In a moment of horrible clarity, I understand the full impact of my words. To Adam, she was too committed to her sister. To her father, too much of a responsibility. To her readers, too heartless. And now, despite all my empty promises, I’ve told her she’s too much for me too. Self-loathing winds its way through me like a viper, sinking its teeth in.
“If I hadn’t taken you to the resort, I would’ve been here to help,” I try to explain. “If I hadn’t let myself get so carried away, I could have seen this coming. I would have been prepared.”
“So this is my fault,” she snaps back, and I get whiplash from how quickly things are nosediving.
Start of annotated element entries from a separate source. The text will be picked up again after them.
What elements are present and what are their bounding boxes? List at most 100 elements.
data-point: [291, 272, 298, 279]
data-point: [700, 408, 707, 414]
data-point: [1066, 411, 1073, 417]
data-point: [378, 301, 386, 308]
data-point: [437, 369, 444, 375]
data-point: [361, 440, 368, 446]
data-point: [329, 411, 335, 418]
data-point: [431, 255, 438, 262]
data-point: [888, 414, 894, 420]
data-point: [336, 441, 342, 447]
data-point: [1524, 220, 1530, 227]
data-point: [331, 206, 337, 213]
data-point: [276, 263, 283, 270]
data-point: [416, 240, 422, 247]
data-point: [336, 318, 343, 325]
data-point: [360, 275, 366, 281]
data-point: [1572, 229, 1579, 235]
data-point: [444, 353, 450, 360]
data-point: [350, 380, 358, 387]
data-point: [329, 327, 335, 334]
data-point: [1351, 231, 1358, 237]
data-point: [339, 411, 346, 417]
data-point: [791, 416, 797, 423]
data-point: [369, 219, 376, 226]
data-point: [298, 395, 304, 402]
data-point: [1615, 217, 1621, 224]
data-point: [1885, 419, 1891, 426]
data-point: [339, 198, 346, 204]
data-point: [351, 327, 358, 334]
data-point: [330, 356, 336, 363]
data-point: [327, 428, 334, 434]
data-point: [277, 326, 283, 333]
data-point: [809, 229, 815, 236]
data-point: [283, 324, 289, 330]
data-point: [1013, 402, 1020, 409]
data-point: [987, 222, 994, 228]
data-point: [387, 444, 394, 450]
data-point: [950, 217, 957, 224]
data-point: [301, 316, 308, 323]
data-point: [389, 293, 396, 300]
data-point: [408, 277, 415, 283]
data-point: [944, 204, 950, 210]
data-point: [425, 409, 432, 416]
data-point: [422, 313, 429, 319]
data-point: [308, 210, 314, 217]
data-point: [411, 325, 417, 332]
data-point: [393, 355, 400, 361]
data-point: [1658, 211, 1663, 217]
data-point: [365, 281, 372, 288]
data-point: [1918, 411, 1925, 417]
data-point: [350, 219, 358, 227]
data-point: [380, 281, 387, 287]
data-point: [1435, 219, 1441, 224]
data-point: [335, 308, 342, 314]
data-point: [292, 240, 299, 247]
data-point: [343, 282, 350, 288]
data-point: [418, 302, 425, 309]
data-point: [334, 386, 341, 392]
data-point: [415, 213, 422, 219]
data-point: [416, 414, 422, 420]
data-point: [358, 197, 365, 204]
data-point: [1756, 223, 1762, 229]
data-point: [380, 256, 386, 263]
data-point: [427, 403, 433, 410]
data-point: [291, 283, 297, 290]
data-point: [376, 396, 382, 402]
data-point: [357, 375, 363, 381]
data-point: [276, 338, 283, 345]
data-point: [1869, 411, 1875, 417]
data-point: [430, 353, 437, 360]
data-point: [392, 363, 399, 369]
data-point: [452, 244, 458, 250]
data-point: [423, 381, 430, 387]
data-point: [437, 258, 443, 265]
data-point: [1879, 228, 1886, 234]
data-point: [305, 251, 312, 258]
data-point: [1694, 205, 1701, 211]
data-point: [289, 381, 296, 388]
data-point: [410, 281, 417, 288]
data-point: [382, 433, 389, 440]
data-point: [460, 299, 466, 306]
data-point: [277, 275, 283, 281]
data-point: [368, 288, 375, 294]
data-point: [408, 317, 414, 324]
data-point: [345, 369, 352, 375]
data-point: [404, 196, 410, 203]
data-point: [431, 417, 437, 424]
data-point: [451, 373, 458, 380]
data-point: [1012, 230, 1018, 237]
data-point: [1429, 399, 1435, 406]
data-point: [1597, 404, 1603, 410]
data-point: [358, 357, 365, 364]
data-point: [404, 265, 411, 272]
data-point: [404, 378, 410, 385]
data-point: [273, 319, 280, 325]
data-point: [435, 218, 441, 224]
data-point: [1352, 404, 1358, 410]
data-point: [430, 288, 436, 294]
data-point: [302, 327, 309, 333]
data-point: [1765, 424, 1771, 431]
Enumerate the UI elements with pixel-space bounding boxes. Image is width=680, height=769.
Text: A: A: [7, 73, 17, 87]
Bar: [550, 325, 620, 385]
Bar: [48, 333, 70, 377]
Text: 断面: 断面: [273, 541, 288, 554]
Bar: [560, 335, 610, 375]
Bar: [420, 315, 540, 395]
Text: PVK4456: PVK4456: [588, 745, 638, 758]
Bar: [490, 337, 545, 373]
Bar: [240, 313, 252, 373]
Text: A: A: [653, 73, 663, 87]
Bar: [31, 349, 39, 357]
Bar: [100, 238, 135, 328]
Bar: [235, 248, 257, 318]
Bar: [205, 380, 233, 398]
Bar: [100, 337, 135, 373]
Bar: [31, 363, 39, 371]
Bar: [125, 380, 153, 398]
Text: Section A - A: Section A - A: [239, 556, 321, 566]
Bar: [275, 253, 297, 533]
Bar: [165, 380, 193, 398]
“I didn’t say it was your fault,” I say, my voice rising to match hers. “What I’m saying is that my dad needs me, and I can’t have you around because there’s no room for anything else when I’m near you, Margot!” My eyes go wide and desperate. “No room to think, no room to breathe, and right now I need to think. I need to breathe.”
The edges of her blur, softening in my standing tears until I can almost pretend she isn’t looking at me like the worst thing that’s ever happened to her.
“And the grant? Was that just another distraction too?” she asks.
I walk toward her, unable to stop my feet. She goes rigid, and I half-expect her to turn away. But when I stop in front of her and slide my hand into the side of her hair, she chokes back a small sob.
“What would you do if it were Savannah?” I ask thickly, meeting her tear-filled eyes with my own.
She bites down on her trembling lip and gives the barest shake of her head.
“Say it,” I press, blinking moisture from my eyes until it runs down, soaking into my beard.
This is it. The reason I love her and the reason I can’t have her twined together like barbed wire and velvet around my chest. We’re two sides of the same mirror, perfect reflections of each other, unable to breach the glass.
She takes a shuddering breath as my thumb brushes her lower lip. I know her answer before it leaves her in a broken whisper. “I would stay.”
When I kiss her, salty and unbearably sweet, I tell her what’s too painful to say out loud. That I’m going to rescind my grant acceptance. That our hope for a future together was a fool’s dream. When I press my forehead to hers, her face cradled in my hands, I tell her that I’ll be with my father until the end.
And I know that when I leave without a single look back, she understands this was always going to be another Happily Never After.